Die Eismumie
saß im Wagen und sprach hektisch in ihr Handy, wahrscheinlich mit ihrem Ehemann oder einem Angestellten der Mason-Dixon-Raststätte. Es war gleichgültig, denn es würde ihr ohnehin niemand mehr helfen können. Der Mann fand einen großen Stein und schleuderte ihn mit Wucht gegen das Heck des Honda.
Das Geräusch glich einem Pistolenschuss; Carolyn Kenly fuhr erschrocken zusammen, als hätte ihr jemand einen Schlag in den Nacken versetzt. Sie reagierte instinktiv, stieß die Tür auf und stolperte aus dem Wagen. Der Mann stand hinter einer Gruppe von Joshua-Bäumen und beobachtete sie. Die Frau stammelte weiter in ihr Handy, während sie über den verlassenen Highway rannte.
«WAS HAST DU GESAGT WAS HAST DU GESAGT?!», keuchte sie in Hörer. «DANNY, KANNST DU MICH HÖREN, DANNY, OH GOTT, WAS HAST DU GESAGT DANNY DANNNEEEEEEEE!!»
Der Mann war ihr dicht auf den Fersen.
Er hastete im Laufschritt über den festen Sand, nicht mehr als zwanzig Meter hinter ihr. Ohne aus dem Tritt zu kommen, griff er über die Schulter in seinen Köcher. Das gelang ihm von Mal zu Mal besser. Mit einer geschmeidigen Bewegung zog er einen Pfeil aus dem Futteral, brachte ihn auf Augenhöhe in Anschlag und spannte den Bogen. Die Sehne vibrierte wie eine Stimmgabel. Er hielt den Atem an, zielte und ließ los.

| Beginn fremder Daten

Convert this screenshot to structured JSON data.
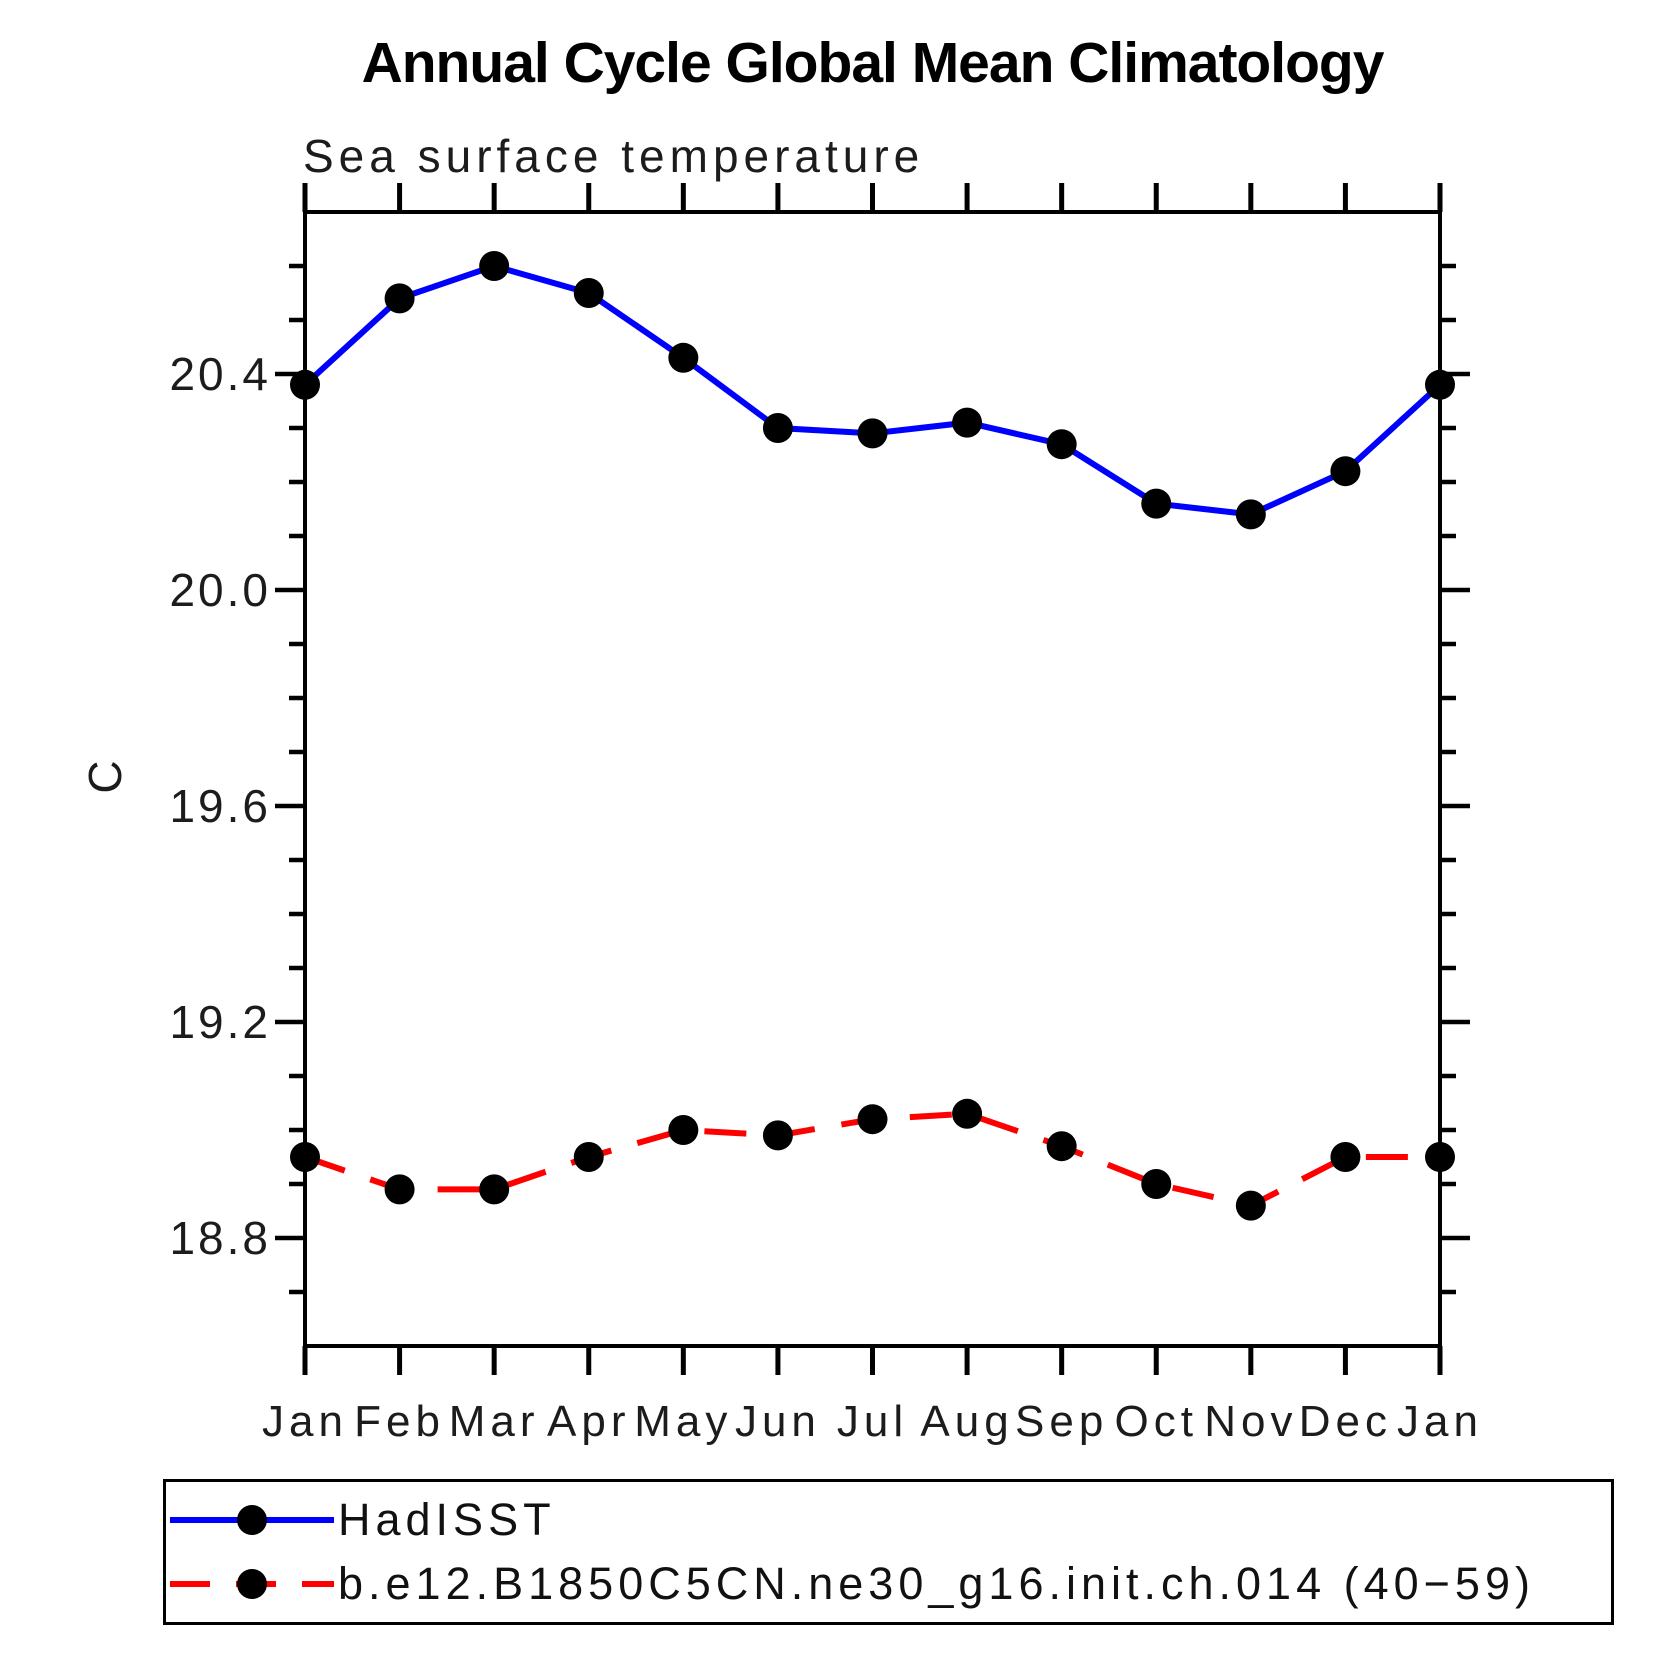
{
  "chart": {
    "title": "Annual Cycle Global Mean Climatology",
    "subtitle": "Sea surface temperature",
    "ylabel": "C"
  },
  "chart_data": {
    "type": "line",
    "categories": [
      "Jan",
      "Feb",
      "Mar",
      "Apr",
      "May",
      "Jun",
      "Jul",
      "Aug",
      "Sep",
      "Oct",
      "Nov",
      "Dec",
      "Jan"
    ],
    "series": [
      {
        "name": "HadISST",
        "color": "#0000ff",
        "line_style": "solid",
        "marker": "filled-circle",
        "marker_color": "#000000",
        "values": [
          20.38,
          20.54,
          20.6,
          20.55,
          20.43,
          20.3,
          20.29,
          20.31,
          20.27,
          20.16,
          20.14,
          20.22,
          20.38
        ]
      },
      {
        "name": "b.e12.B1850C5CN.ne30_g16.init.ch.014 (40−59)",
        "color": "#ff0000",
        "line_style": "dashed",
        "marker": "filled-circle",
        "marker_color": "#000000",
        "values": [
          18.95,
          18.89,
          18.89,
          18.95,
          19.0,
          18.99,
          19.02,
          19.03,
          18.97,
          18.9,
          18.86,
          18.95,
          18.95
        ]
      }
    ],
    "ylim": [
      18.6,
      20.7
    ],
    "yticks_major": [
      18.8,
      19.2,
      19.6,
      20.0,
      20.4
    ],
    "ytick_minor_step": 0.1,
    "grid": false,
    "frame_color": "#000000",
    "legend_position": "bottom-left-box"
  },
  "legend": {
    "items": [
      {
        "label": "HadISST"
      },
      {
        "label": "b.e12.B1850C5CN.ne30_g16.init.ch.014 (40−59)"
      }
    ]
  }
}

Der Pfeil sirrte durch die Nacht.
Er traf die Frau so hart im Nacken, dass sie den Boden unter den Füßen verlor. Sie stieß ein heiseres Heulen aus und stürzte nach vorne. Ihr Körper krümmte sich im Sand wie eine Stoffpuppe, die von einem trotzigen Kind fortgeschleudert worden war.
Der Mörder kam näher.
Carolyn Kenly klammerte sich noch ein paar Minuten lang an ihr Leben. Sie rang keuchend nach Atem, erstickte fast an ihrem eigenen Blut, das aus der Wunde über ihr Gesicht lief, und krümmte sich in den Höllenqualen, die der durchbohrte Wirbel verursachte. Sie dachte an ihre Kinder und an ihren Mann, mit dem sie schon seit zweiundzwanzig Jahren verheiratet war. Und sie dachte an ihre Träume und Pläne, die sich niemals mehr erfüllen würden.

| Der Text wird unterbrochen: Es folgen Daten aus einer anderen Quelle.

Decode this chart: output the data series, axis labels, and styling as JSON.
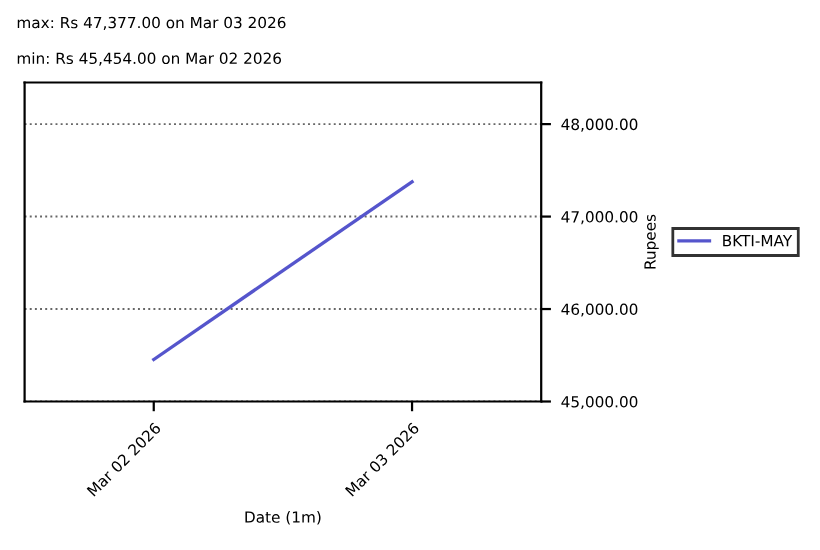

Sie horchte auf die gedämpften Schritte, die sich unaufhaltsam näherten.
Carolyn Kenlys Leben endete, als der Mann in ihr Sichtfeld trat und eine Zange mit gummiertem Griff aus seinem Werkzeuggürtel zog.

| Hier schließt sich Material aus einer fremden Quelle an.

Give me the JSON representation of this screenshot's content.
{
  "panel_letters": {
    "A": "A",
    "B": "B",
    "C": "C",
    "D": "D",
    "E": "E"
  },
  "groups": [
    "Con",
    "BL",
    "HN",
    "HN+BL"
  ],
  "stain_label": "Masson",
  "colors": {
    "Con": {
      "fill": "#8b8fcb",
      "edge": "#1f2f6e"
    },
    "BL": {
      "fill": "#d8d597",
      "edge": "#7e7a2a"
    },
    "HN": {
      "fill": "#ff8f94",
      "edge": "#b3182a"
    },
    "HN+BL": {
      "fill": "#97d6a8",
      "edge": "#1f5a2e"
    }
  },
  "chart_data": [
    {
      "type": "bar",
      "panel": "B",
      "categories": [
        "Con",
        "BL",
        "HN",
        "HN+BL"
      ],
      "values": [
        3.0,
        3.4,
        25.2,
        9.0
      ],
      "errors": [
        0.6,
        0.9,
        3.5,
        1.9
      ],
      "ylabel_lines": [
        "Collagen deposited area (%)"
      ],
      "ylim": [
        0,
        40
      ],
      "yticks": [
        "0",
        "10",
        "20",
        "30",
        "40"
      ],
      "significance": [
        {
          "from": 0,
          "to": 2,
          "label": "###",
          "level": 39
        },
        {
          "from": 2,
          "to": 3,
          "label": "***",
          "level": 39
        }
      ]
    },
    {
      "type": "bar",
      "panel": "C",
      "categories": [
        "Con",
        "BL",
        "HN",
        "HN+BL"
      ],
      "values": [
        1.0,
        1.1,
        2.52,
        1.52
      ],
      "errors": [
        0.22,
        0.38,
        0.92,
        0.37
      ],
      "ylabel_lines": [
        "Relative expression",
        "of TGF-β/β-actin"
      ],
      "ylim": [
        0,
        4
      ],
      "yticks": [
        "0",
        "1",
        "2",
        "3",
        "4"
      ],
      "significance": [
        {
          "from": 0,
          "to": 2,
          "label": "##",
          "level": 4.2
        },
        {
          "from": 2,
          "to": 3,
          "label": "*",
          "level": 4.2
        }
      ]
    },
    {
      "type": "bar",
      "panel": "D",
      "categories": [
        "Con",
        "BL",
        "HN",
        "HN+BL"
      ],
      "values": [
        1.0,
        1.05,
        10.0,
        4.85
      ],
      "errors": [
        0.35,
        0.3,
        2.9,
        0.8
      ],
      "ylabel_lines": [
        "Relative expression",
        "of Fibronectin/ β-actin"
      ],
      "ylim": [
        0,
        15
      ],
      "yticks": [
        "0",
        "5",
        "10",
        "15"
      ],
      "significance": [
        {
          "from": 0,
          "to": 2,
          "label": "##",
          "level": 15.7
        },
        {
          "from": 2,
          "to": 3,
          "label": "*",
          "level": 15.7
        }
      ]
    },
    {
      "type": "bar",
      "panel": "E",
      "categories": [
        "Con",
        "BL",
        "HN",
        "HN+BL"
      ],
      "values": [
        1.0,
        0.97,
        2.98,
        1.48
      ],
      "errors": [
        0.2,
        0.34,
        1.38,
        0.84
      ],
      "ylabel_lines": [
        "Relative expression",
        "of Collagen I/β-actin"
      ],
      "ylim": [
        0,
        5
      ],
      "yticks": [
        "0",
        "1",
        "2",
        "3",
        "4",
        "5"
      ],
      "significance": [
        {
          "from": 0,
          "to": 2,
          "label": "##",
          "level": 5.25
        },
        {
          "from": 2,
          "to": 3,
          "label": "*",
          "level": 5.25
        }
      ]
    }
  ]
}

Ulysses Grove konnte nicht wieder einschlafen. Er hatte bereits alles Erdenkliche versucht – bis auf eine Schlaftablette, die er nur einnahm, wenn es absolut notwendig war. Er ging rastlos in seinem Zimmer auf und ab, während im Fernsehen eine Dauerwerbesendung lief und der Ventilator der Klimaanlage auf vollen Touren arbeitete. Das Motelzimmer mit seinem schmutzigen orangefarbenen Teppich und den abscheulichen Seefahrtsgemälden strahlte wenig Behaglichkeit aus. Groves Herzschlag dröhnte in seinen Ohren, seine Gedanken kamen nicht zur Ruhe.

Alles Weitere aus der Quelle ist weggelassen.